Our current cultivated chickens descended from an ancestral species of Asian jungle fowl, bred to be very passive with little fear of humans and an ability to lay many eggs quickly. However, chickens were not always the easy-going birds they are today. If you can’t get enough of chicken or eggs, you should probably thank medieval Catholic monks.
Archaeologists have long noted an increase in the fossil record of chicken bones from the 9th century AD onward. A team of researchers from Oxford University set out to find the cause of this increase in the archaeological record. They first wanted to identify the difference between today’s modern chicken and the birds of yesteryear. In doing so, they identified the thyroid-stimulating hormone receptor gene, or TSHR gene for short, that is one of the primary causes of reduced aggression and increased egg-laying ability.
While nearly 100% of chicken’s today carry this gene, 1100 years ago less than half carried it. To figure out what caused this sudden dramatic shift, they looked at the years with an increase in chicken bones to identify what pressures selected for chickens with the TSHR gene.

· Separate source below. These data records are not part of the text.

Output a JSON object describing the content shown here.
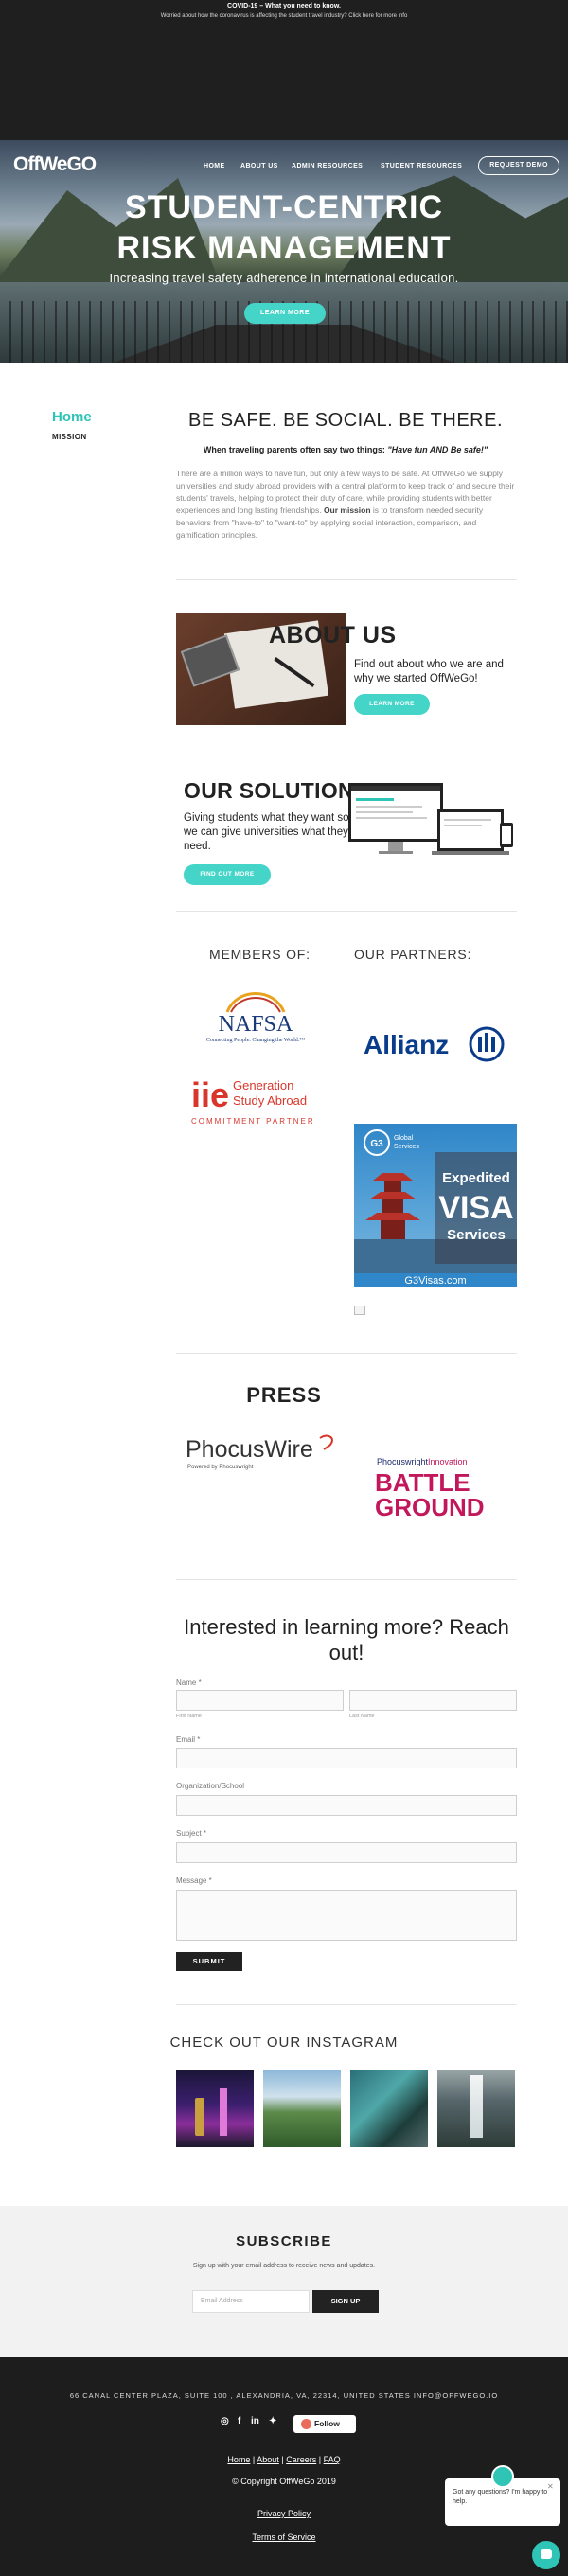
{
  "banner": {
    "title": "COVID-19 – What you need to know.",
    "subtitle": "Worried about how the coronavirus is affecting the student travel industry? Click here for more info"
  },
  "header": {
    "logo": "OffWeGO",
    "nav": [
      "HOME",
      "ABOUT US",
      "ADMIN RESOURCES",
      "STUDENT RESOURCES"
    ],
    "demo_label": "REQUEST DEMO"
  },
  "hero": {
    "title_line1": "STUDENT-CENTRIC",
    "title_line2": "RISK MANAGEMENT",
    "subtitle": "Increasing travel safety adherence in international education.",
    "cta": "LEARN MORE"
  },
  "mission": {
    "side_title": "Home",
    "side_sub": "MISSION",
    "heading": "BE SAFE. BE SOCIAL. BE THERE.",
    "parents_pre": "When traveling parents often say two things: ",
    "parents_quote": "\"Have fun AND Be safe!\"",
    "para_a": "There are a million ways to have fun, but only a few ways to be safe. At OffWeGo we supply universities and study abroad providers with a central platform to keep track of and secure their students' travels, helping to protect their duty of care, while providing students with better experiences and long lasting friendships. ",
    "para_bold": "Our mission",
    "para_b": " is to transform needed security behaviors from \"have-to\" to \"want-to\" by applying social interaction, comparison, and gamification principles."
  },
  "about": {
    "heading": "ABOUT US",
    "text": "Find out about who we are and why we started OffWeGo!",
    "cta": "LEARN MORE"
  },
  "solution": {
    "heading": "OUR SOLUTION",
    "text": "Giving students what they want so we can give universities what they need.",
    "cta": "FIND OUT MORE"
  },
  "members": {
    "heading": "MEMBERS OF:",
    "nafsa_name": "NAFSA",
    "nafsa_tag": "Connecting People. Changing the World.™",
    "iie_mark": "iie",
    "iie_line1": "Generation",
    "iie_line2": "Study Abroad",
    "iie_line3": "COMMITMENT PARTNER"
  },
  "partners": {
    "heading": "OUR PARTNERS:",
    "allianz": "Allianz",
    "g3_badge": "G3",
    "g3_brand_1": "Global",
    "g3_brand_2": "Services",
    "g3_line1": "Expedited",
    "g3_line2": "VISA",
    "g3_line3": "Services",
    "g3_url": "G3Visas.com"
  },
  "press": {
    "heading": "PRESS",
    "phocus_name": "PhocusWire",
    "phocus_sub": "Powered by Phocuswright",
    "bg_top_a": "Phocuswright",
    "bg_top_b": "Innovation",
    "bg_line1": "BATTLE",
    "bg_line2": "GROUND"
  },
  "contact": {
    "heading": "Interested in learning more? Reach out!",
    "name_label": "Name *",
    "first_name": "First Name",
    "last_name": "Last Name",
    "email_label": "Email *",
    "org_label": "Organization/School",
    "subject_label": "Subject *",
    "message_label": "Message *",
    "submit": "SUBMIT"
  },
  "instagram": {
    "heading": "CHECK OUT OUR INSTAGRAM"
  },
  "subscribe": {
    "heading": "SUBSCRIBE",
    "text": "Sign up with your email address to receive news and updates.",
    "placeholder": "Email Address",
    "button": "SIGN UP"
  },
  "footer": {
    "address": "66 CANAL CENTER PLAZA, SUITE 100 , ALEXANDRIA, VA, 22314, UNITED STATES   INFO@OFFWEGO.IO",
    "social_instagram": "◎",
    "social_facebook": "f",
    "social_linkedin": "in",
    "social_twitter": "✦",
    "follow": "Follow",
    "link_home": "Home",
    "link_about": "About",
    "link_careers": "Careers",
    "link_faq": "FAQ",
    "sep": "|",
    "copyright": "© Copyright OffWeGo 2019",
    "privacy": "Privacy Policy",
    "terms": "Terms of Service"
  },
  "chat": {
    "message": "Got any questions? I'm happy to help.",
    "close": "✕"
  },
  "colors": {
    "accent": "#45d4c8",
    "dark": "#1d1d1d"
  }
}
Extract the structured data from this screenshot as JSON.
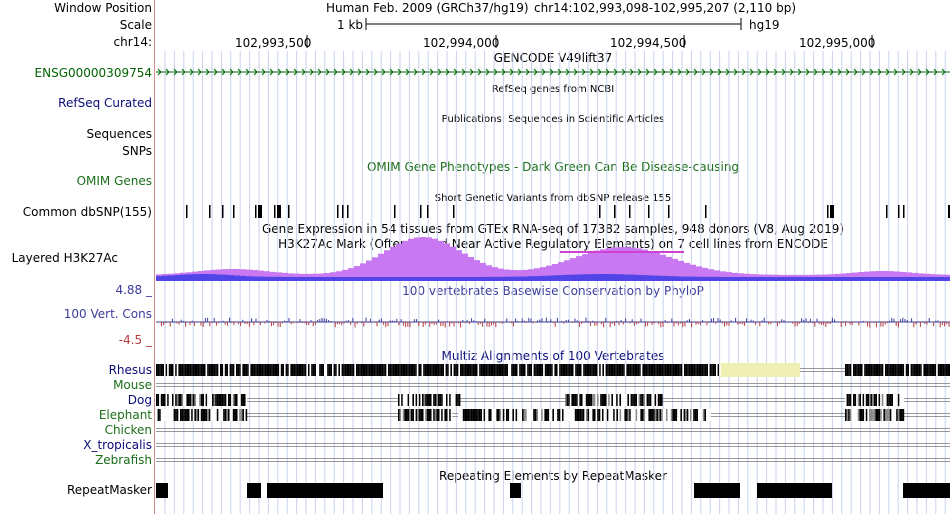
{
  "header": {
    "window_position_label": "Window Position",
    "scale_label": "Scale",
    "chrom_label": "chr14:",
    "assembly": "Human Feb. 2009 (GRCh37/hg19)",
    "position": "chr14:102,993,098-102,995,207 (2,110 bp)",
    "scale_text": "1 kb",
    "scale_db": "hg19",
    "ruler_ticks": [
      "102,993,500",
      "102,994,000",
      "102,994,500",
      "102,995,000"
    ]
  },
  "tracks": {
    "gencode": {
      "title": "GENCODE V49lift37",
      "item": "ENSG00000309754"
    },
    "refseq": {
      "title": "RefSeq genes from NCBI",
      "label": "RefSeq Curated"
    },
    "publications": {
      "title": "Publications: Sequences in Scientific Articles",
      "label": "Sequences"
    },
    "snps": {
      "label": "SNPs"
    },
    "omim": {
      "title": "OMIM Gene Phenotypes - Dark Green Can Be Disease-causing",
      "label": "OMIM Genes"
    },
    "dbsnp": {
      "title": "Short Genetic Variants from dbSNP release 155",
      "label": "Common dbSNP(155)"
    },
    "gtex": {
      "title": "Gene Expression in 54 tissues from GTEx RNA-seq of 17382 samples, 948 donors (V8, Aug 2019)"
    },
    "h3k27ac": {
      "title": "H3K27Ac Mark (Often Found Near Active Regulatory Elements) on 7 cell lines from ENCODE",
      "label": "Layered H3K27Ac"
    },
    "conservation": {
      "title": "100 vertebrates Basewise Conservation by PhyloP",
      "label": "100 Vert. Cons",
      "max": "4.88 _",
      "min": "-4.5 _"
    },
    "multiz": {
      "title": "Multiz Alignments of 100 Vertebrates",
      "species": [
        "Rhesus",
        "Mouse",
        "Dog",
        "Elephant",
        "Chicken",
        "X_tropicalis",
        "Zebrafish"
      ]
    },
    "repeatmasker": {
      "title": "Repeating Elements by RepeatMasker",
      "label": "RepeatMasker"
    }
  },
  "colors": {
    "gencode_green": "#006400",
    "refseq_navy": "#0c0c78",
    "omim_green": "#1a6e1a",
    "phylop_blue": "#3c3c9c",
    "h3k27ac_purple": "#c878f0",
    "h3k27ac_blue": "#3c3ce6",
    "gtex_magenta": "#d040d0",
    "multiz_gap_yellow": "#f0f0b4",
    "divider_red": "#cf8a8a"
  }
}
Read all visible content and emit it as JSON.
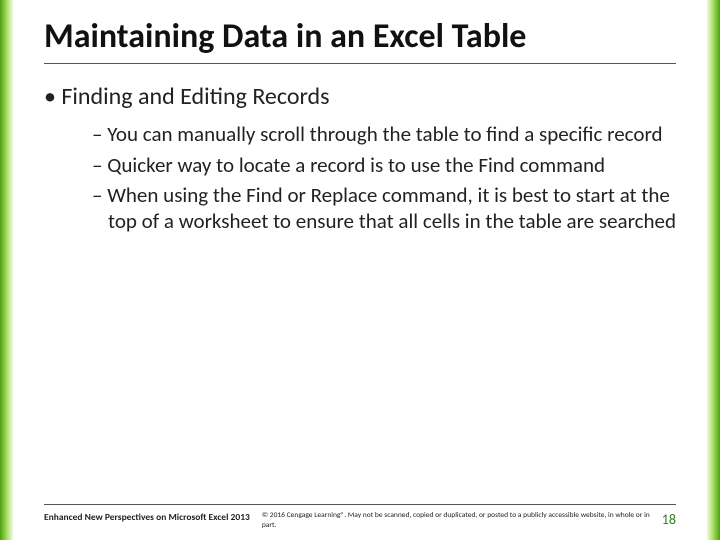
{
  "title": "Maintaining Data in an Excel Table",
  "bullets": {
    "level1": "Finding and Editing Records",
    "level2": [
      "You can manually scroll through the table to find a specific record",
      "Quicker way to locate a record is to use the Find command",
      "When using the Find or Replace command, it is best to start at the top of a worksheet to ensure that all cells in the table are searched"
    ]
  },
  "footer": {
    "left": "Enhanced New Perspectives on Microsoft Excel 2013",
    "center": "© 2016 Cengage Learning®. May not be scanned, copied or duplicated, or posted to a publicly accessible website, in whole or in part.",
    "page": "18"
  }
}
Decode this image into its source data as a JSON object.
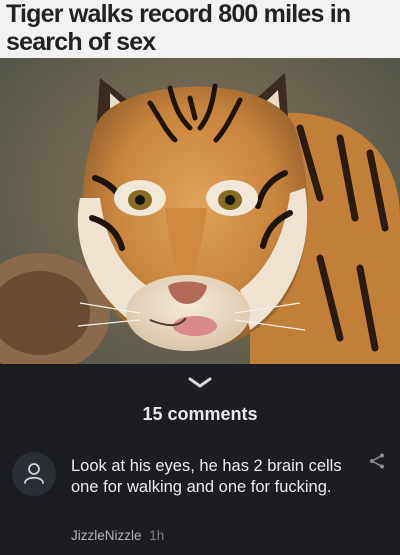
{
  "article": {
    "headline_line1": "Tiger walks record 800 miles in",
    "headline_line2": "search of sex"
  },
  "comments": {
    "count_label": "15 comments",
    "items": [
      {
        "text": "Look at his eyes, he has 2 brain cells one for walking and one for fucking.",
        "author": "JizzleNizzle",
        "time": "1h"
      }
    ]
  },
  "icons": {
    "collapse": "chevron-down-icon",
    "avatar": "user-icon",
    "share": "share-icon"
  },
  "colors": {
    "background": "#1c1d22",
    "headline_bg": "#f2f2f2",
    "text": "#ececec",
    "muted": "#7d7e85"
  }
}
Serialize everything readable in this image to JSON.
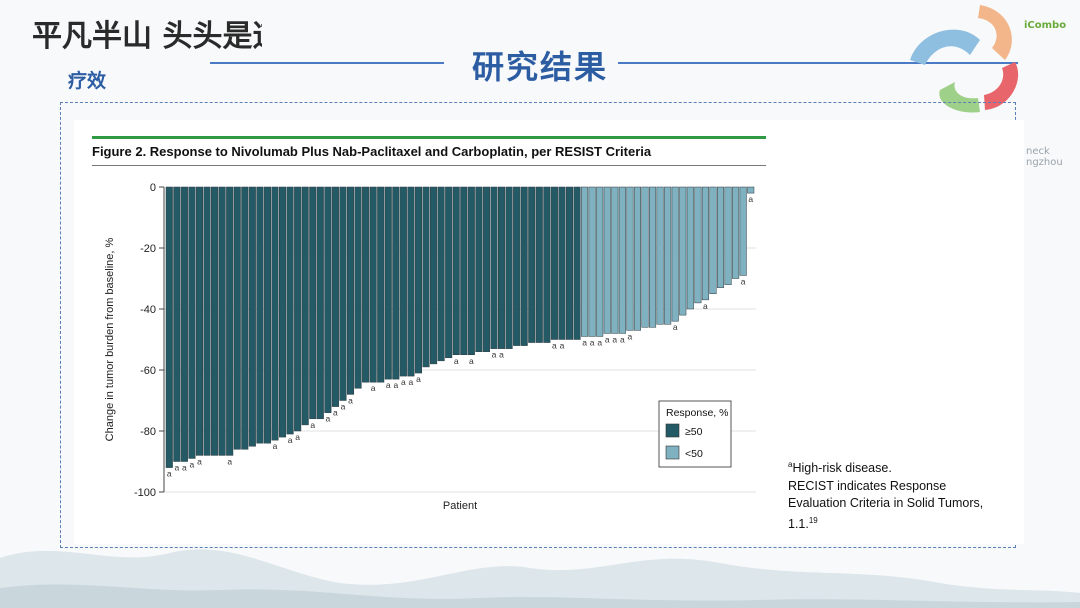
{
  "header": {
    "slogan": "平凡半山 头头是道",
    "section_label": "疗效",
    "page_title": "研究结果",
    "brand_logo": "iCombo",
    "side_text": [
      "neck",
      "ngzhou"
    ]
  },
  "figure": {
    "title": "Figure 2. Response to Nivolumab Plus Nab-Paclitaxel and Carboplatin, per RESIST Criteria",
    "footnote_a_sup": "a",
    "footnote_a_text": "High-risk disease.",
    "footnote_recist": "RECIST indicates Response Evaluation Criteria in Solid Tumors, 1.1.",
    "footnote_ref": "19"
  },
  "chart_data": {
    "type": "bar",
    "title": "",
    "xlabel": "Patient",
    "ylabel": "Change in tumor burden from baseline, %",
    "ylim": [
      -100,
      0
    ],
    "yticks": [
      0,
      -20,
      -40,
      -60,
      -80,
      -100
    ],
    "grid": true,
    "legend": {
      "title": "Response, %",
      "placement": "bottom-right",
      "entries": [
        {
          "label": "≥50",
          "color": "#245a66"
        },
        {
          "label": "<50",
          "color": "#7fb1c0"
        }
      ]
    },
    "annotation_label": "a",
    "series": [
      {
        "name": "≥50",
        "color": "#245a66",
        "values": [
          -92,
          -90,
          -90,
          -89,
          -88,
          -88,
          -88,
          -88,
          -88,
          -86,
          -86,
          -85,
          -84,
          -84,
          -83,
          -82,
          -81,
          -80,
          -78,
          -76,
          -76,
          -74,
          -72,
          -70,
          -68,
          -66,
          -64,
          -64,
          -64,
          -63,
          -63,
          -62,
          -62,
          -61,
          -59,
          -58,
          -57,
          -56,
          -55,
          -55,
          -55,
          -54,
          -54,
          -53,
          -53,
          -53,
          -52,
          -52,
          -51,
          -51,
          -51,
          -50,
          -50,
          -50,
          -50
        ],
        "annotated": [
          true,
          true,
          true,
          true,
          true,
          false,
          false,
          false,
          true,
          false,
          false,
          false,
          false,
          false,
          true,
          false,
          true,
          true,
          false,
          true,
          false,
          true,
          true,
          true,
          true,
          false,
          false,
          true,
          false,
          true,
          true,
          true,
          true,
          true,
          false,
          false,
          false,
          false,
          true,
          false,
          true,
          false,
          false,
          true,
          true,
          false,
          false,
          false,
          false,
          false,
          false,
          true,
          true,
          false,
          false
        ]
      },
      {
        "name": "<50",
        "color": "#7fb1c0",
        "values": [
          -49,
          -49,
          -49,
          -48,
          -48,
          -48,
          -47,
          -47,
          -46,
          -46,
          -45,
          -45,
          -44,
          -42,
          -40,
          -38,
          -37,
          -35,
          -33,
          -32,
          -30,
          -29,
          -2
        ],
        "annotated": [
          true,
          true,
          true,
          true,
          true,
          true,
          true,
          false,
          false,
          false,
          false,
          false,
          true,
          false,
          false,
          false,
          true,
          false,
          false,
          false,
          false,
          true,
          true
        ]
      }
    ]
  }
}
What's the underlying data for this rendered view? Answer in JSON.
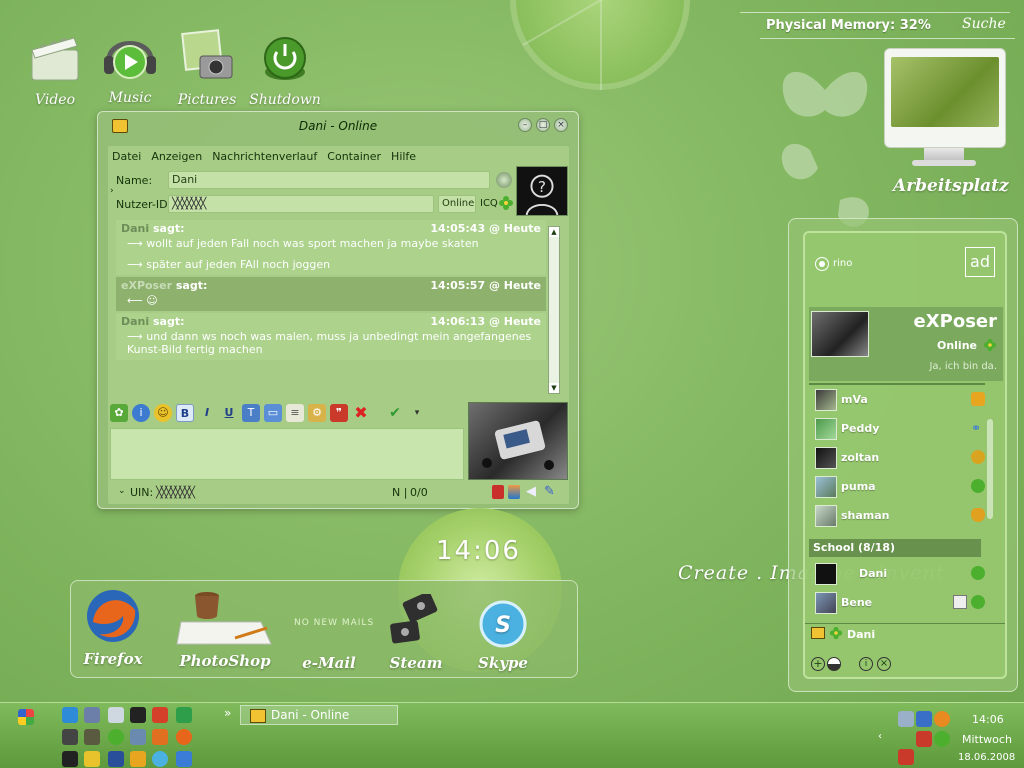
{
  "desktop": {
    "icons": [
      {
        "label": "Video"
      },
      {
        "label": "Music"
      },
      {
        "label": "Pictures"
      },
      {
        "label": "Shutdown"
      }
    ],
    "memory": "Physical Memory: 32%",
    "search": "Suche",
    "computer_label": "Arbeitsplatz",
    "clock": "14:06",
    "slogan": "Create . Imagine . Invent"
  },
  "chat_window": {
    "title": "Dani - Online",
    "menu": [
      "Datei",
      "Anzeigen",
      "Nachrichtenverlauf",
      "Container",
      "Hilfe"
    ],
    "name_label": "Name:",
    "name_value": "Dani",
    "uid_label": "Nutzer-ID:",
    "uid_value": "╳╳╳╳╳╳╳",
    "status": "Online",
    "protocol": "ICQ",
    "messages": [
      {
        "sender": "Dani",
        "verb": "sagt:",
        "time": "14:05:43 @ Heute",
        "lines": [
          "⟶ wollt auf jeden Fall noch was sport machen ja maybe skaten",
          "⟶ später auf jeden FAll noch joggen"
        ]
      },
      {
        "sender": "eXPoser",
        "verb": "sagt:",
        "time": "14:05:57 @ Heute",
        "lines": [
          "⟵ ☺"
        ]
      },
      {
        "sender": "Dani",
        "verb": "sagt:",
        "time": "14:06:13 @ Heute",
        "lines": [
          "⟶ und dann ws noch was malen, muss ja unbedingt mein angefangenes Kunst-Bild fertig machen"
        ]
      }
    ],
    "uin_label": "UIN:",
    "uin_value": "╳╳╳╳╳╳╳╳",
    "counter_mode": "N |",
    "counter": "0/0",
    "colors": {
      "accent": "#a8cd87",
      "window": "#96be78"
    }
  },
  "dock": {
    "items": [
      {
        "label": "Firefox"
      },
      {
        "label": "PhotoShop"
      },
      {
        "label": "e-Mail"
      },
      {
        "label": "Steam"
      },
      {
        "label": "Skype"
      }
    ],
    "mail_note": "NO NEW MAILS"
  },
  "contact_list": {
    "account": "rino",
    "user": {
      "name": "eXPoser",
      "status": "Online",
      "message": "Ja, ich bin da."
    },
    "contacts": [
      {
        "name": "mVa"
      },
      {
        "name": "Peddy"
      },
      {
        "name": "zoltan"
      },
      {
        "name": "puma"
      },
      {
        "name": "shaman"
      }
    ],
    "group": "School  (8/18)",
    "group_contacts": [
      {
        "name": "Dani"
      },
      {
        "name": "Bene"
      }
    ],
    "footer_user": "Dani"
  },
  "taskbar": {
    "task": "Dani - Online",
    "overflow": "»",
    "time": "14:06",
    "day": "Mittwoch",
    "date": "18.06.2008"
  }
}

In their study, they directly linked Catholic fasting practices of Benedictine Monks to the domestication of chickens, because during a fast meat from four-legged animals was not allowed while chicken was exempted from this rule. One author of the study, Anders Eriksson says:
“This significant intensification of chicken and egg production has been linked to Christian fasting practices, originating with the Benedictine Monastic Order, which disallowed the consumption of meat from four-legged animals during fasting periods, but the restrictions did not extend to birds or eggs. These dietary rules were adopted across Europe and applied to all segments of society around 1000 AD.”
Because Benedictine monks were allowed to consume chicken during their fasts, selective pressures on chickens who were easy to breed and not aggressive to humans rapidly caused them to shift towards carrying the TSHR gene. As the TSHR gene become predominant, the modern chicken of today appeared and the billions of people around the globe have monks to thank for it.